Fortunate was it for Grindall that no ventriloquist added to the alarm;
for in those days Mr. Page could have made all these cloaks speak
whatever language he pleased, and thus the unhappy Grindall might have
suffered an ignominious fate under the statute of James the First against
witchcraft and sorcery. But the event soon showed there was no evil
spirit concealed in these cloaks; and if I may hazard an opinion at this
late day, I would account for all in a natural way. There was, no doubt,
daily, a strange appearance in each cloak previous to its leaving the body
of Grindall. It might tremble, and not only seem to, but really flutter
about his body; this simple circumstance, even in the present enlightened
times, would immediately grow into the marvellous.

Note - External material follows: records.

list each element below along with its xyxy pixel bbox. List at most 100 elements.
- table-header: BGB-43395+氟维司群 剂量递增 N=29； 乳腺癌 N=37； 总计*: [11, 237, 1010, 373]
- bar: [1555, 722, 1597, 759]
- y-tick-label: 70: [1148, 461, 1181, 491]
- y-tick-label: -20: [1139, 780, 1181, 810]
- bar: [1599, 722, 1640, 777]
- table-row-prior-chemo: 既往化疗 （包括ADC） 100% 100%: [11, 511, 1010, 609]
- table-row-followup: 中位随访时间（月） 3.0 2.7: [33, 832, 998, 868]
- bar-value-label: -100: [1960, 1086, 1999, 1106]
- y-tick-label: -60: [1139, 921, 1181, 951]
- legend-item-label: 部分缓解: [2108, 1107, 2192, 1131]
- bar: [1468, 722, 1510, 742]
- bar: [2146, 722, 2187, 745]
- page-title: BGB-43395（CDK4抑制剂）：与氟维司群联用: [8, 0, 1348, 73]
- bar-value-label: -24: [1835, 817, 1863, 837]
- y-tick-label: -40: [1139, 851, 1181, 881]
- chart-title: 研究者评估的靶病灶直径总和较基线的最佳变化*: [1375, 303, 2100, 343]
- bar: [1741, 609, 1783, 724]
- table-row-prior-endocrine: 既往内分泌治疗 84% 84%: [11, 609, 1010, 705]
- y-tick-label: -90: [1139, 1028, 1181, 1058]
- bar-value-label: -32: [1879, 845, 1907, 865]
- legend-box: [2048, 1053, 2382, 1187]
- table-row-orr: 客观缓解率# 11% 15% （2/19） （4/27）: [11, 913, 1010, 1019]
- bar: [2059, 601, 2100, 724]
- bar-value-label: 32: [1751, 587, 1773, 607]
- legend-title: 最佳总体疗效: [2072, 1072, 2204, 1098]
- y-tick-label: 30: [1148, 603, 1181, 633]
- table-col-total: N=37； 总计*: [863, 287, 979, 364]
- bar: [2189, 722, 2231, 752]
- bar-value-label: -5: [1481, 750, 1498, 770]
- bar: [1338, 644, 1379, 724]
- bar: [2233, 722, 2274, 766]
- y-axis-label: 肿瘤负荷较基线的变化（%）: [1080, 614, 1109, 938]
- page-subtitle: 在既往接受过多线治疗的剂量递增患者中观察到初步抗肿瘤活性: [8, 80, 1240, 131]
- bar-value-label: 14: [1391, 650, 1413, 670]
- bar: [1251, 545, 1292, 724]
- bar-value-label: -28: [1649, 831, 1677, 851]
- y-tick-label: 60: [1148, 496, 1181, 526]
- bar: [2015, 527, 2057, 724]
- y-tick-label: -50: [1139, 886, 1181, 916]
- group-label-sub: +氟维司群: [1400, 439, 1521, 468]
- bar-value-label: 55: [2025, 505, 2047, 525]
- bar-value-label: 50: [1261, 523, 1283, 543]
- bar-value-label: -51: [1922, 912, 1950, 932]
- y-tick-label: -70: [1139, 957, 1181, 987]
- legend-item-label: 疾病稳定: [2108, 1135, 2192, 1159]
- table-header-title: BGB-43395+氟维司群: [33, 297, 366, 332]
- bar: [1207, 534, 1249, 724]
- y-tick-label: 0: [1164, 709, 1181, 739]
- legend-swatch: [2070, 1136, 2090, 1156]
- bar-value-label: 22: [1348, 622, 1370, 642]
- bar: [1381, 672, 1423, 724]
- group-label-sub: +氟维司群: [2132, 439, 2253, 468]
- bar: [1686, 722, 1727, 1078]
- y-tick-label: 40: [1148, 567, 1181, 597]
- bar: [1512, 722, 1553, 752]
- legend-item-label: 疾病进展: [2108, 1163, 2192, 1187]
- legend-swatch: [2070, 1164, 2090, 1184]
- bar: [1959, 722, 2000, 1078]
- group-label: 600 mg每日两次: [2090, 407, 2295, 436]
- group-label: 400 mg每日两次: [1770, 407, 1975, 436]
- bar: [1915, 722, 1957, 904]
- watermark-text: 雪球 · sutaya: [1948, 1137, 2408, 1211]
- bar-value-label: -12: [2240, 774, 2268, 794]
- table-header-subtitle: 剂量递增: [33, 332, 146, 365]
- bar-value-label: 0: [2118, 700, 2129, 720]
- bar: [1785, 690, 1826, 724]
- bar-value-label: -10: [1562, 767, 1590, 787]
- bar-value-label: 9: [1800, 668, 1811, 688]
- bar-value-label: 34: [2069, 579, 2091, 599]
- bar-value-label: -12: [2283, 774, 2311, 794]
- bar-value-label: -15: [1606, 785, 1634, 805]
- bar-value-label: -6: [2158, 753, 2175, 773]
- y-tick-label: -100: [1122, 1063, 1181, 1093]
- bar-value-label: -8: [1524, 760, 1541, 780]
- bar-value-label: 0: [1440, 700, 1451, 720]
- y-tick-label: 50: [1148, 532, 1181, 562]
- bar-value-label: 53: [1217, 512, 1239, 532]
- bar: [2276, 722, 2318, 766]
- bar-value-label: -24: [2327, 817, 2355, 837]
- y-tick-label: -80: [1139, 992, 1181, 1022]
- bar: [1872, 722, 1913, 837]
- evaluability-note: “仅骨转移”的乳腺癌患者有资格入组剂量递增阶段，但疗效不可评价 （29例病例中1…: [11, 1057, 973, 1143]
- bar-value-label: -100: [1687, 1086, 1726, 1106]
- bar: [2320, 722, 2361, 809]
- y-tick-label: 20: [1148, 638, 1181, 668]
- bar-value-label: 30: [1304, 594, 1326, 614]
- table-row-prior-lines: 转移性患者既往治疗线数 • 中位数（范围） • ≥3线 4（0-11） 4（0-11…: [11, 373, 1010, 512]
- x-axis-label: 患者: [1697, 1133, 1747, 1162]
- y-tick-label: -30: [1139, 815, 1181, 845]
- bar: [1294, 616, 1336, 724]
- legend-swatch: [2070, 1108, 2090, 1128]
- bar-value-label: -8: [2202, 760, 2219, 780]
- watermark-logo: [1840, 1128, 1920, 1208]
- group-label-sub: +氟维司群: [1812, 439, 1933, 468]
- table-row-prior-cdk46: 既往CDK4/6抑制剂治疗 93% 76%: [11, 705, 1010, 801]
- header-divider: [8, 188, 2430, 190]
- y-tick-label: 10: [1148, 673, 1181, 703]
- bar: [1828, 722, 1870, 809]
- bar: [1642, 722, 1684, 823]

All these
strange appearances might arise from the bounding heart of Grindall.
Every cloak that he gave away expanded his heart; it beat high with the
joyful assurance that, when all his cloaks had left him, he should become
a proper man. Hence the agitation of his heart caused him and his
whole establishment to tremble; and the supposed thunder was only the
throbbing of his heart. Greater mistakes than this have been made down
east, near Boston, where the good people of a certain town on the sea
coast lived a whole century, after the settlement of the country, on shags,
mistaking them for wild geese.
However the truth might be respecting this affair of the cloaks, one
thing is certain; it was near proving fatal to Grindall; for many of those
who came to receive a cloak in charity, when they saw its tumultuous
quaking, declined receiving one, through fear of catching the palsy. But
after a little while, when they saw these cloaks lie so quiet when cast off
from Grindall, and perfectly harmless to the wearer, the few remaining
cloaks became popular, although the last of them crankled the most and
danced the longest.
The Canadian traveller, on his return, remembered his promise, and
stopped to greet Grindall, who had just shaken off his last cloak. Grindall
regarded him with a feeling of awful respect. He stood silent; but
the traveller heard Grindall's heart speak. "Your looks, Mr. Grindall,
have told me all; you have found the remedy. You now know how to
keep yourself warm in the coldest weather. But in order to keep yourself
constantly warm, you must keep a constantly warm heart. None of
your sudden impulses, warm to-day and cold to-morrow. Most men are
governed by impulses, and they endeavor to offset against habitual
coldness, a single warm impulse. There is little merit in that. The
rattlesnake is still poisonous, although it may show you many golden
specks scattered over its back. In short, Mr. Grindall, if you desire
never to want another cloak, keep a warm heart; and if you are subject
to cold feet in winter, marry a worthy woman." Grindall followed this
advice; and before he died, became a proverb. "As good as old
Grindall," is still current west of the Green Mountains.